Obituary - Jeremy Ware OBE

A Tribute to the life of Jeremy Ware OBE by Julian Ware on behalf of the Nottinghamshire Law Society


We met in St Helen’s on 20 December to say farewell to my father, Jeremy Ware; and this is an abridged version of the eulogy I gave. He lived in Brant Broughton for more than 60 years and worshipped regularly in St Helen’s. He was church treasurer several times, pushed to keep the altarpiece and led the project for the restoration of nave and chancel roofs.

Jeremy Ware was born in Wales on 29 October 1932. His parents moved soon to Collingham where his father was a land agent. Holidays there allowed him to hone his selection of aircraft noises of the Second World War as well as to bike across to Brant Broughton.

His father died suddenly in Dad’s first year at Oxford University, and Daddy then came back to Newark to be articled. Qualified as a solicitor, he moved to London. He met and fell in love with my mother, then Jane Wright; they were married on St George’s Day 1960, the start of many happy years together.

Daddy came back to work at Tallents and Co and they bought the first of three houses in Brant Broughton – then called the Gables between Guildford and Meeting House lanes, behind the village hall. Three sons, Julian, Henry and Maylin were born in the 1960s. Just after the building works were over at the Gables, my father bought Lister Place from the Firth family, in his words ‘a jewel house’. We moved, and my mother coped with life in a caravan while that house was modernised.

My father worked at 3 Middlegate Newark. He was discreet, kind and wise in advising his clients. ‘90% of my work pays’, he would say, ‘10% is interesting and does not’.

He worked in Nottinghamshire but did his politics in Lincolnshire. He chaired the Conservative Association of the then the Grantham constituency, working hard during the elections.

For leisure in winter he went shooting, and for several years shared season tickets for Nottingham Forest. With spring, he gardened, growing gluts of vegetables. There were village fêtes, and drinks parties in the hall. Dogs – labradors, a footballing Jack Russell, a seriously grumpy dachshund, then generations of border terriers – and a house cat filled out the family. Summers also meant holidays. As a young family he and Mum took us to Scotland for walking and later golf. In the 1980s trips got more adventurous, driving to Tuscany, coming back with wine. Salmon fishing in Scotland became an annual fixture. My father was always calm in a crisis, never shouting.

My father while professionally quite reserved was a highly social person – telling stories, enjoying dinners and meeting people. His career brought achievements. He chaired the Nottinghamshire Law Society, his firm expanded, his political and public activities brought an OBE. 

About 30 years’ ago he started to retire. He filled the gaps with more voluntary work, chairing the Cathedral Fabric committee. But as the three sons married and three daughters-in-law produced three children each, there was also more time for family – and visits across the world.

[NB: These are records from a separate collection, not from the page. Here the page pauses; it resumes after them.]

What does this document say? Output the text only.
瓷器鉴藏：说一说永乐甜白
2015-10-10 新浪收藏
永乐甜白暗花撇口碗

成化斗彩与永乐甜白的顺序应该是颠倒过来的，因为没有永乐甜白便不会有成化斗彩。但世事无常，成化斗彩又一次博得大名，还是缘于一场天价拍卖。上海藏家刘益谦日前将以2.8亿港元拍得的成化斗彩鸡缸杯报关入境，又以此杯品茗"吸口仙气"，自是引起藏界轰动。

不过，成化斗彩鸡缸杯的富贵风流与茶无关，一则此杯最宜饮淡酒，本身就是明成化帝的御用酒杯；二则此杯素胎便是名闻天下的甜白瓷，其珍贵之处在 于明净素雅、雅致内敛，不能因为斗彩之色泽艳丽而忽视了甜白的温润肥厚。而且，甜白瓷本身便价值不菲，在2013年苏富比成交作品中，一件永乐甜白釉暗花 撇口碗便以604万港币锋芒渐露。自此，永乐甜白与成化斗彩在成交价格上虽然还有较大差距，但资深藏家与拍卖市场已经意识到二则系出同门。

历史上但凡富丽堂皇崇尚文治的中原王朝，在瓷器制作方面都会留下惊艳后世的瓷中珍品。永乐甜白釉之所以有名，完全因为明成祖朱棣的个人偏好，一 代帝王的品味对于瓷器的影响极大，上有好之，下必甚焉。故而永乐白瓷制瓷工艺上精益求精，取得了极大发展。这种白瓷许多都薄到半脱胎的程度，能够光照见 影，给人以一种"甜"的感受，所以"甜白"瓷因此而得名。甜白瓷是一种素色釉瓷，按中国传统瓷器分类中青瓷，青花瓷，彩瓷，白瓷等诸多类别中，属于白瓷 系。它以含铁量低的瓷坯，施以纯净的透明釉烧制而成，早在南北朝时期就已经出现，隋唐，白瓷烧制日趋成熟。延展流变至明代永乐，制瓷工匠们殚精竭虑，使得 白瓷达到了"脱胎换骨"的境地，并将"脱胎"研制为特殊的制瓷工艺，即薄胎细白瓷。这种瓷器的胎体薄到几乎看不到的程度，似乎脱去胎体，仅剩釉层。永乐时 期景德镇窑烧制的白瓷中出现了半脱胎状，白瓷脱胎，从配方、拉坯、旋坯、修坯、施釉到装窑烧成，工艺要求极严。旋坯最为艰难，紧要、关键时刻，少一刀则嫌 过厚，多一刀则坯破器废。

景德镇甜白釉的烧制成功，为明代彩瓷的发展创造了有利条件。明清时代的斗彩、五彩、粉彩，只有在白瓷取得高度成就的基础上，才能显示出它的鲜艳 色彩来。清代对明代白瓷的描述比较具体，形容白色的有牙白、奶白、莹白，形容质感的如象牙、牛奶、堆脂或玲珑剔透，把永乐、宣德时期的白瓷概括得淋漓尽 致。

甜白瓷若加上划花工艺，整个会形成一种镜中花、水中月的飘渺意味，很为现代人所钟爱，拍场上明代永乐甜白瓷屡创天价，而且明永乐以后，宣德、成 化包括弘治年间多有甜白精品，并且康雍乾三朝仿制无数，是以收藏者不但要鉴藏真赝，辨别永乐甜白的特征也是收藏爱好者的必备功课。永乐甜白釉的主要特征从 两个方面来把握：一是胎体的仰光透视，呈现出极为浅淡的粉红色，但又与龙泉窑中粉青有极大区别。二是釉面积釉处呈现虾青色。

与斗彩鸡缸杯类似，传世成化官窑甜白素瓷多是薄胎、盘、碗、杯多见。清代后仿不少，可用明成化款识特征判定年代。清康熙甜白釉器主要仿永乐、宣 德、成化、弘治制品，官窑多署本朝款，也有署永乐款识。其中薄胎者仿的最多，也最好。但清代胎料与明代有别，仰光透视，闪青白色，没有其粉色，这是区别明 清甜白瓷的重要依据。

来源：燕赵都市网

He took pleasure in supporting my mother in her year as High Sheriff. Sadly, her health was beginning to fail, and he increasingly became her carer – shopping, even doing some cooking – and chatting away to the wonderful team who look after her.

Mum and Dad moved to 62 High Street in 2017, and their possessions moved out of Lister Place very slowly over the next two years. Dad commented that it was good to live in a warm house at last. He made it a welcoming place to visit. There was time for him to catch up on old films, snooker and dancing on the TV. He wrote his memories down for this magazine.

There was also the chance to take him on holiday; he wanted to revisit family and friends and to have an occasional trip on a steam train.

We marked in St Helen’s the life of a remarkable and modest man, thoughtful and kind, a life full of achievements and stories; a much-loved husband, father, grandfather and great grandfather.